SMBC — Southern Missouri Bancorp, Inc.

NASDAQ


Q2 2026 Earnings Call Summary

January 22, 2026

SMBC Q2 2026 Earnings Call Summary

1. Key Financial Results and Metrics

  • Earnings Per Share (EPS): $1.62, up 17.4% from Q1 2026 and 24.6% year-over-year.
  • Provision for Credit Losses: $1.7 million, a decrease of $2.8 million from the previous quarter.
  • Gross Loan Balances: Increased by $35 million quarter-over-quarter, up nearly $200 million (5%) year-over-year.
  • Net Interest Margin (NIM): 3.57%, unchanged from the previous quarter; adjusted NIM would be 3.63% excluding interest reversals from nonaccrual loans.
  • Deposit Balances: Increased by $28 million in the quarter, up 2.3% year-over-year.
  • Tangible Book Value Per Share: Increased to $44.65, up 15% year-over-year.
  • Share Repurchase: 148,000 shares repurchased at an average price of $54.32, totaling $8.1 million.

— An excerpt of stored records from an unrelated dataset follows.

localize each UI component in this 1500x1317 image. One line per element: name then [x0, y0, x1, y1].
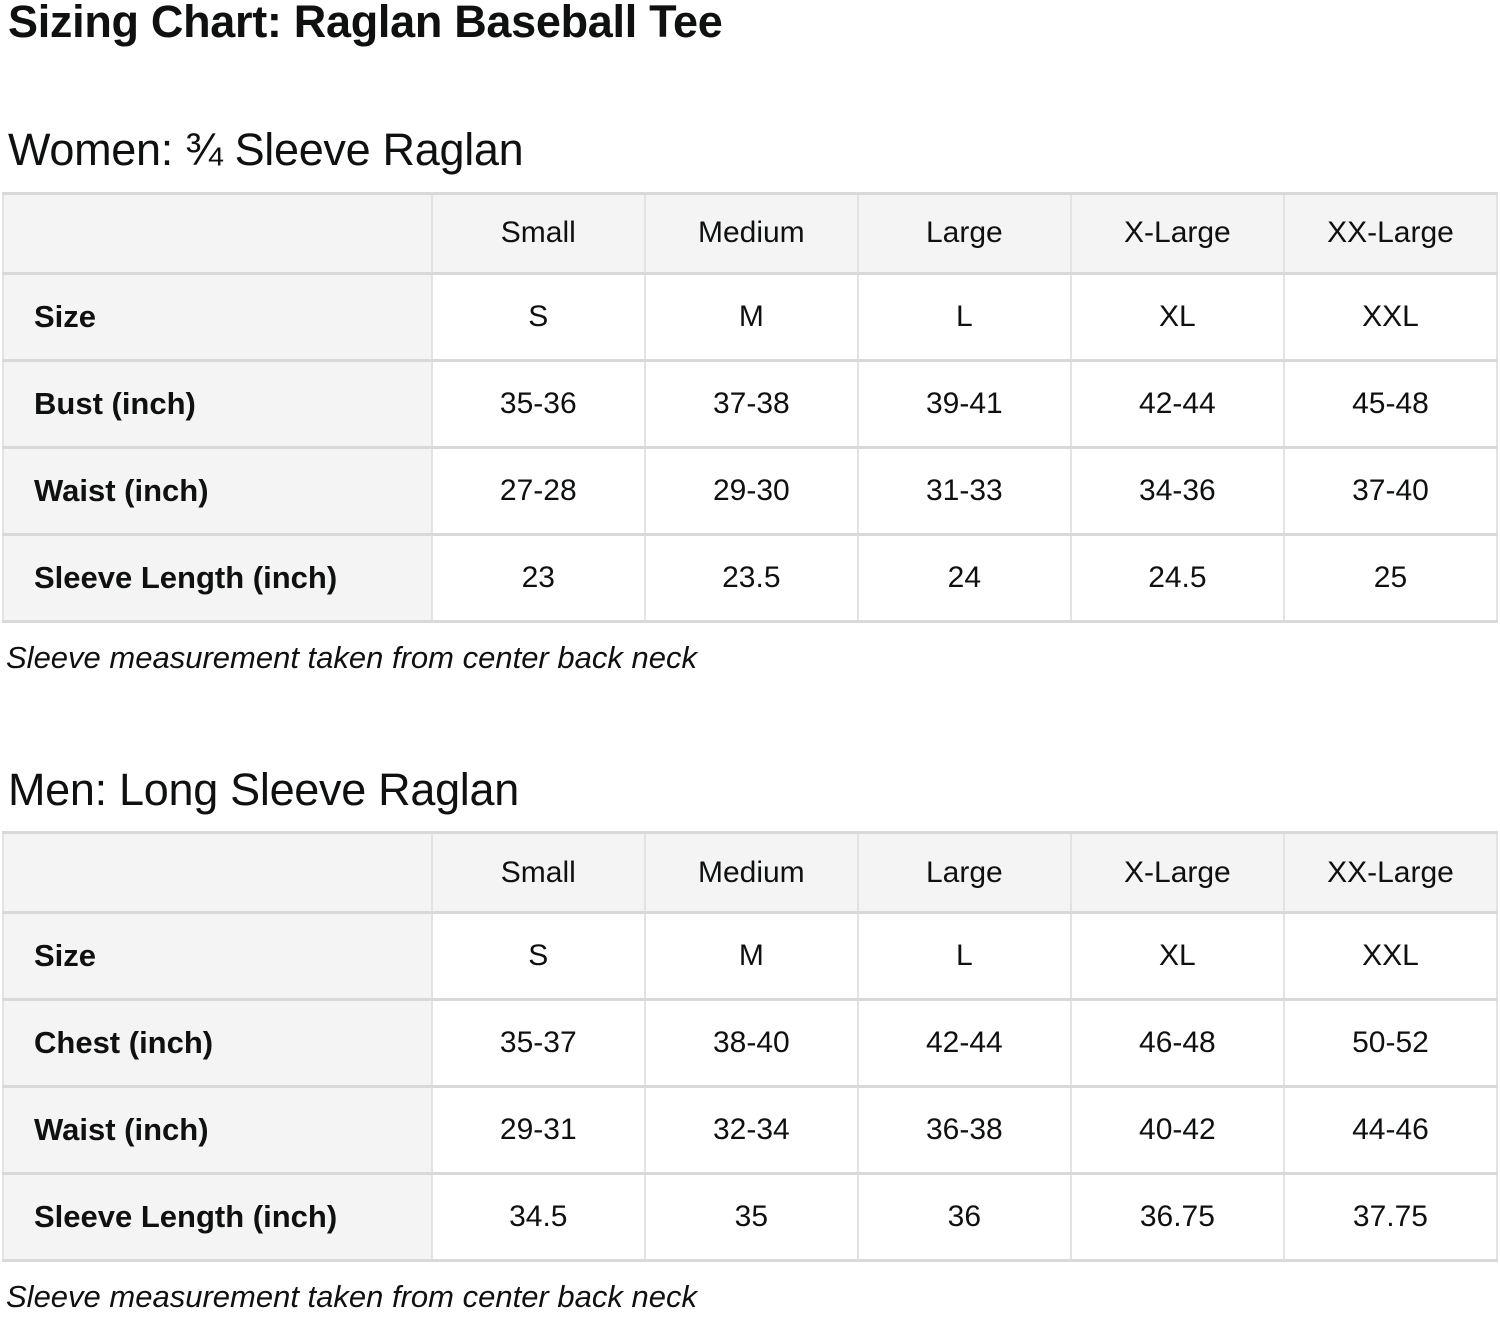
value-cell: 24.5	[1069, 532, 1285, 623]
women-header-row: Small Medium Large X-Large XX-Large	[2, 191, 1499, 275]
value-cell: XL	[1069, 271, 1285, 362]
women-size-row: Size S M L XL XXL	[2, 271, 1499, 362]
header-cell-xxlarge: XX-Large	[1282, 191, 1499, 275]
women-size-table: Small Medium Large X-Large XX-Large Size…	[2, 191, 1499, 623]
row-label-cell: Waist (inch)	[2, 445, 433, 536]
value-cell: 42-44	[1069, 358, 1285, 449]
row-label-cell: Size	[2, 271, 433, 362]
header-cell-small: Small	[430, 831, 646, 915]
value-cell: 35-36	[430, 358, 646, 449]
header-cell-xxlarge: XX-Large	[1282, 831, 1499, 915]
value-cell: 31-33	[856, 445, 1072, 536]
men-header-row: Small Medium Large X-Large XX-Large	[2, 831, 1499, 915]
women-waist-row: Waist (inch) 27-28 29-30 31-33 34-36 37-…	[2, 445, 1499, 536]
value-cell: 37.75	[1282, 1172, 1499, 1263]
header-cell-small: Small	[430, 191, 646, 275]
header-cell-large: Large	[856, 831, 1072, 915]
value-cell: S	[430, 911, 646, 1002]
value-cell: 37-38	[643, 358, 859, 449]
value-cell: 45-48	[1282, 358, 1499, 449]
header-cell-xlarge: X-Large	[1069, 831, 1285, 915]
row-label-cell: Chest (inch)	[2, 998, 433, 1089]
value-cell: 40-42	[1069, 1085, 1285, 1176]
header-cell-medium: Medium	[643, 191, 859, 275]
value-cell: 50-52	[1282, 998, 1499, 1089]
value-cell: 46-48	[1069, 998, 1285, 1089]
men-size-table: Small Medium Large X-Large XX-Large Size…	[2, 831, 1499, 1263]
men-section-heading: Men: Long Sleeve Raglan	[8, 763, 519, 815]
value-cell: 25	[1282, 532, 1499, 623]
value-cell: 23	[430, 532, 646, 623]
value-cell: XL	[1069, 911, 1285, 1002]
value-cell: 27-28	[430, 445, 646, 536]
header-cell-medium: Medium	[643, 831, 859, 915]
women-bust-row: Bust (inch) 35-36 37-38 39-41 42-44 45-4…	[2, 358, 1499, 449]
value-cell: 42-44	[856, 998, 1072, 1089]
row-label-cell: Sleeve Length (inch)	[2, 532, 433, 623]
value-cell: 32-34	[643, 1085, 859, 1176]
value-cell: S	[430, 271, 646, 362]
women-sleeve-note: Sleeve measurement taken from center bac…	[6, 639, 697, 675]
page-title: Sizing Chart: Raglan Baseball Tee	[8, 0, 723, 47]
row-label-cell: Sleeve Length (inch)	[2, 1172, 433, 1263]
header-cell-large: Large	[856, 191, 1072, 275]
row-label-cell: Waist (inch)	[2, 1085, 433, 1176]
corner-cell	[2, 191, 433, 275]
men-chest-row: Chest (inch) 35-37 38-40 42-44 46-48 50-…	[2, 998, 1499, 1089]
value-cell: 29-31	[430, 1085, 646, 1176]
value-cell: 34.5	[430, 1172, 646, 1263]
value-cell: XXL	[1282, 271, 1499, 362]
value-cell: 36-38	[856, 1085, 1072, 1176]
corner-cell	[2, 831, 433, 915]
value-cell: 24	[856, 532, 1072, 623]
value-cell: 34-36	[1069, 445, 1285, 536]
men-section: Men: Long Sleeve Raglan Small Medium Lar…	[2, 762, 1499, 1317]
value-cell: 36	[856, 1172, 1072, 1263]
value-cell: L	[856, 271, 1072, 362]
value-cell: 39-41	[856, 358, 1072, 449]
men-waist-row: Waist (inch) 29-31 32-34 36-38 40-42 44-…	[2, 1085, 1499, 1176]
value-cell: 36.75	[1069, 1172, 1285, 1263]
value-cell: 38-40	[643, 998, 859, 1089]
men-sleeve-row: Sleeve Length (inch) 34.5 35 36 36.75 37…	[2, 1172, 1499, 1263]
value-cell: L	[856, 911, 1072, 1002]
women-sleeve-row: Sleeve Length (inch) 23 23.5 24 24.5 25	[2, 532, 1499, 623]
value-cell: 35	[643, 1172, 859, 1263]
women-section: Women: ¾ Sleeve Raglan Small Medium Larg…	[2, 122, 1499, 678]
value-cell: 37-40	[1282, 445, 1499, 536]
value-cell: 29-30	[643, 445, 859, 536]
value-cell: M	[643, 271, 859, 362]
value-cell: 35-37	[430, 998, 646, 1089]
men-sleeve-note: Sleeve measurement taken from center bac…	[6, 1279, 697, 1315]
header-cell-xlarge: X-Large	[1069, 191, 1285, 275]
value-cell: 44-46	[1282, 1085, 1499, 1176]
value-cell: 23.5	[643, 532, 859, 623]
value-cell: M	[643, 911, 859, 1002]
value-cell: XXL	[1282, 911, 1499, 1002]
row-label-cell: Bust (inch)	[2, 358, 433, 449]
men-size-row: Size S M L XL XXL	[2, 911, 1499, 1002]
women-section-heading: Women: ¾ Sleeve Raglan	[8, 124, 524, 176]
row-label-cell: Size	[2, 911, 433, 1002]
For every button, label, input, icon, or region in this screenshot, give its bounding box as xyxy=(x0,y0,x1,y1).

2. Strategic Updates and Business Highlights

  • Loan Growth: Strong quarter with $312 million in loan originations, the highest in several years, although impacted by seasonal agricultural paydowns.
  • Credit Quality: Modest increase in problem assets; non-performing loans rose to $30 million (0.7% of gross loans). The bank is actively managing these credits with a focus on improving overall credit quality.
  • M&A Activity: The company is optimistic about potential acquisitions, with a new buyback authorization for up to 550,000 shares, reflecting a disciplined approach to capital deployment.

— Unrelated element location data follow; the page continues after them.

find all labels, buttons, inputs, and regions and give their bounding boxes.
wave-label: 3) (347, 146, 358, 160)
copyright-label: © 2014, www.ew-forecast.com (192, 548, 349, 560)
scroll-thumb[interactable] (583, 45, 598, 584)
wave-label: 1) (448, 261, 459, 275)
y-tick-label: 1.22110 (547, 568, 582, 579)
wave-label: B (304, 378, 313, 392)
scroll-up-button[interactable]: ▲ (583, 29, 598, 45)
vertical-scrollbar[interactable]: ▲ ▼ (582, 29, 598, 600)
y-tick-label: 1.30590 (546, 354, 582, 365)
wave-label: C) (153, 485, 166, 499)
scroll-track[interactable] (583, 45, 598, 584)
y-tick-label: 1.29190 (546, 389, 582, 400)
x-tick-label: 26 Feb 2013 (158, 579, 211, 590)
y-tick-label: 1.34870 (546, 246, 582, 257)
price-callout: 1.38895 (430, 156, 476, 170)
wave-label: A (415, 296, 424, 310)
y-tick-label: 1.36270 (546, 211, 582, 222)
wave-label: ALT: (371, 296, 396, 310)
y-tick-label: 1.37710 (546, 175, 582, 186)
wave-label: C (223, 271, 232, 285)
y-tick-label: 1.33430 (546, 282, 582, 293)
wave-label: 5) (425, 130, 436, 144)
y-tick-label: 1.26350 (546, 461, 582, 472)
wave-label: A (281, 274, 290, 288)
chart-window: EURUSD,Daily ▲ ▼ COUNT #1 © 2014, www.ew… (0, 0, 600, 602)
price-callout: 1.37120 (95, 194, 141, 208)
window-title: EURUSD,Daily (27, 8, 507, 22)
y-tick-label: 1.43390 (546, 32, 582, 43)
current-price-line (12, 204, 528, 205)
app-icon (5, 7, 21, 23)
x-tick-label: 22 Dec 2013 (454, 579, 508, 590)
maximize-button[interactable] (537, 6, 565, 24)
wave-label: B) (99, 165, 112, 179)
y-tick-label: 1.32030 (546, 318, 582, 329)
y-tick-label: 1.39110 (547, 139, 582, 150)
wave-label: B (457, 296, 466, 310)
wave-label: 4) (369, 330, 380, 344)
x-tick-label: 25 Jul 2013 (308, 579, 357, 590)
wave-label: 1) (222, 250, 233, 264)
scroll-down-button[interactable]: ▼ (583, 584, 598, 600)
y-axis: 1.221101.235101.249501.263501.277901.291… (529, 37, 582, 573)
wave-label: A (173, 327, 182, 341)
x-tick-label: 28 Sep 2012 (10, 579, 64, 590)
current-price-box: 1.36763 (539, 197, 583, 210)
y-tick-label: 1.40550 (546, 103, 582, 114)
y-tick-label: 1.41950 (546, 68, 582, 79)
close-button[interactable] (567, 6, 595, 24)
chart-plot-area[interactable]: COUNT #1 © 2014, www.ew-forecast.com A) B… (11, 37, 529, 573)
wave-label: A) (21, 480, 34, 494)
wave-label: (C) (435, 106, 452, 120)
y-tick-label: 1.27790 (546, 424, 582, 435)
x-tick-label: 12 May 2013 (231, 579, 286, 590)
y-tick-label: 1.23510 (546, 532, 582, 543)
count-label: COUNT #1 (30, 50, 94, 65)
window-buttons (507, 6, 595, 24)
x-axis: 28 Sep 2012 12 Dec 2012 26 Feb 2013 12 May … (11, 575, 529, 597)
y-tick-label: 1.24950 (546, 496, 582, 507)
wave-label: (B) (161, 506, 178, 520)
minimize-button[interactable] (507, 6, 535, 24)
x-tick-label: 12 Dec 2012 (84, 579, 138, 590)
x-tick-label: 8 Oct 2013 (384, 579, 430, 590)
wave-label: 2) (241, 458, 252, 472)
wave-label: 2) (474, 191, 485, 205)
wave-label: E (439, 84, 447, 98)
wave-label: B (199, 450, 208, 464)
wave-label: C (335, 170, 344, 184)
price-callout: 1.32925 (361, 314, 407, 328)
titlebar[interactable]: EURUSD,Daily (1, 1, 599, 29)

3. Forward Guidance and Outlook

  • Loan Growth: Anticipated mid-single-digit growth for the fiscal year, although limited growth is expected in the upcoming March quarter due to seasonal factors.
  • NIM Outlook: While facing some headwinds, there are expectations for improved funding costs as maturing CDs will be replaced with lower-rate deposits.
  • Personnel Costs: Anticipated mid-single-digit increase in compensation expenses due to annual merit increases.

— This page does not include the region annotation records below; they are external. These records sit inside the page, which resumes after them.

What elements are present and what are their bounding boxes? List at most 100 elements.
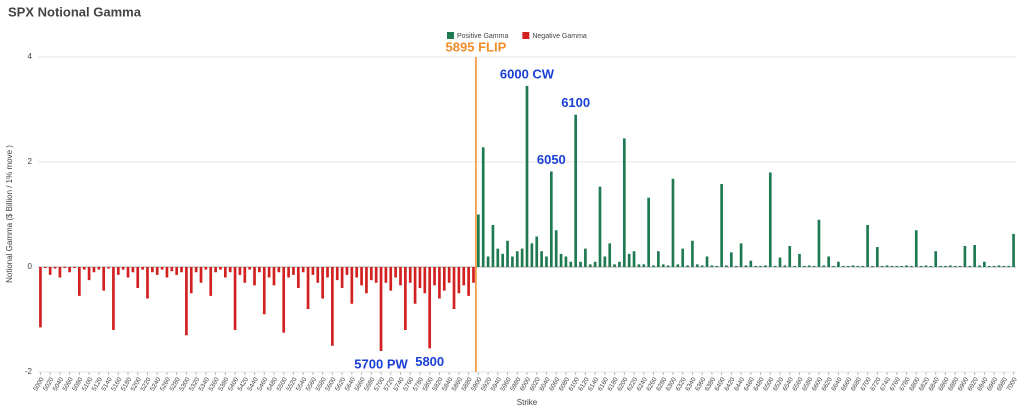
bar — [919, 265, 923, 267]
bar — [851, 265, 855, 267]
bar — [501, 253, 505, 267]
bar — [141, 267, 144, 270]
bar — [803, 265, 806, 267]
x-tick-label: 7000 — [1005, 376, 1018, 392]
bar — [384, 267, 388, 283]
bar — [423, 267, 427, 294]
bar — [768, 172, 772, 267]
bar — [170, 267, 174, 272]
bar — [97, 267, 101, 270]
bar — [642, 264, 646, 267]
bar — [131, 267, 135, 273]
legend-swatch — [522, 32, 530, 39]
bar — [331, 267, 334, 346]
bar — [360, 267, 363, 286]
bar — [603, 256, 607, 267]
bar — [895, 265, 899, 267]
bar — [598, 186, 602, 267]
bar — [185, 267, 188, 336]
bar — [194, 267, 198, 273]
bar — [613, 264, 616, 267]
bar — [807, 265, 811, 267]
annotation: 6050 — [537, 152, 566, 167]
bar — [68, 267, 71, 273]
bar — [944, 265, 947, 267]
bar — [910, 265, 913, 267]
bar — [983, 261, 986, 267]
bar — [433, 267, 436, 286]
bar — [666, 265, 670, 267]
bar — [442, 267, 446, 291]
bar — [301, 267, 305, 273]
bar — [939, 265, 942, 267]
bar — [452, 267, 456, 309]
bar — [822, 265, 826, 267]
bar — [574, 114, 577, 267]
bar — [126, 267, 130, 278]
bar — [812, 265, 816, 267]
bar — [608, 243, 612, 267]
bar — [340, 267, 344, 288]
bar — [311, 267, 315, 275]
bar — [92, 267, 96, 273]
bar — [681, 248, 685, 267]
bar — [730, 252, 733, 267]
bar — [155, 267, 159, 275]
bar — [355, 267, 359, 278]
bar — [335, 267, 339, 281]
flip-label: 5895 FLIP — [446, 39, 507, 54]
bar — [846, 265, 850, 267]
bar — [369, 267, 373, 281]
bar — [481, 147, 485, 267]
bar — [871, 265, 874, 267]
bar — [63, 267, 67, 269]
legend-label: Negative Gamma — [532, 33, 587, 40]
bar — [248, 267, 251, 270]
annotation: 6100 — [561, 95, 590, 110]
bar — [564, 256, 568, 267]
bar — [671, 178, 675, 267]
bar — [764, 265, 767, 267]
bar — [447, 267, 451, 283]
bar — [39, 267, 42, 328]
bar — [827, 256, 831, 267]
bar — [1012, 233, 1015, 267]
bar — [968, 265, 972, 267]
bar — [720, 184, 723, 267]
bar — [958, 265, 962, 267]
bar — [511, 256, 514, 267]
bar — [160, 267, 164, 270]
bar — [116, 267, 120, 275]
bar — [661, 264, 665, 267]
chart-title: SPX Notional Gamma — [8, 4, 142, 19]
bar — [885, 265, 889, 267]
bar — [832, 265, 835, 267]
bar — [759, 265, 762, 267]
bar — [710, 265, 714, 267]
bar — [399, 267, 402, 286]
bar — [146, 267, 149, 299]
bar — [374, 267, 378, 283]
bar — [987, 265, 991, 267]
bar — [734, 265, 738, 267]
bar — [588, 264, 592, 267]
bar — [652, 265, 655, 267]
bar — [520, 248, 524, 267]
bar — [413, 267, 417, 304]
bar — [963, 246, 967, 267]
bar — [233, 267, 237, 330]
bar — [491, 225, 495, 267]
legend-label: Positive Gamma — [457, 33, 508, 40]
bar — [584, 248, 587, 267]
bar — [326, 267, 329, 278]
y-tick-label: -2 — [25, 367, 33, 376]
bar — [593, 261, 597, 267]
bar — [306, 267, 310, 309]
bar — [486, 256, 490, 267]
bar — [1002, 265, 1006, 267]
bar — [798, 253, 801, 267]
bar — [53, 267, 57, 269]
bar — [705, 256, 709, 267]
bar — [934, 251, 938, 267]
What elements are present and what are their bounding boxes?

4. Bad News, Challenges, or Points of Concern

  • Credit Quality Concerns: Slight increase in non-performing loans and classified assets, primarily due to two borrowing relationships. The bank remains vigilant but is managing these risks effectively.
  • Competitive Pressures: Increased competition in loan pricing, particularly in the commercial and agricultural sectors, which could impact future margins.
  • Seasonal Headwinds: Expected limited net loan growth in the March quarter due to typical seasonal patterns and higher-than-expected loan paydowns.

5. Notable Q&A Insights

  • Loan Paydowns: Some unexpected paydowns occurred, including a larger C&I relationship moving to a bigger bank, indicating a mixed bag of factors affecting loan growth.
  • Margin Expectations: The management indicated that while they do not provide specific NIM guidance, they see potential for improved spreads due to decreasing deposit costs.
  • M&A Preferences: The company prefers acquisitions within its footprint but remains open to adjacent opportunities, focusing on the underlying performance of potential targets.

Overall, SMBC reported a strong quarter with improved profitability and strategic growth initiatives, while also acknowledging challenges in credit quality and competitive pressures in the lending environment.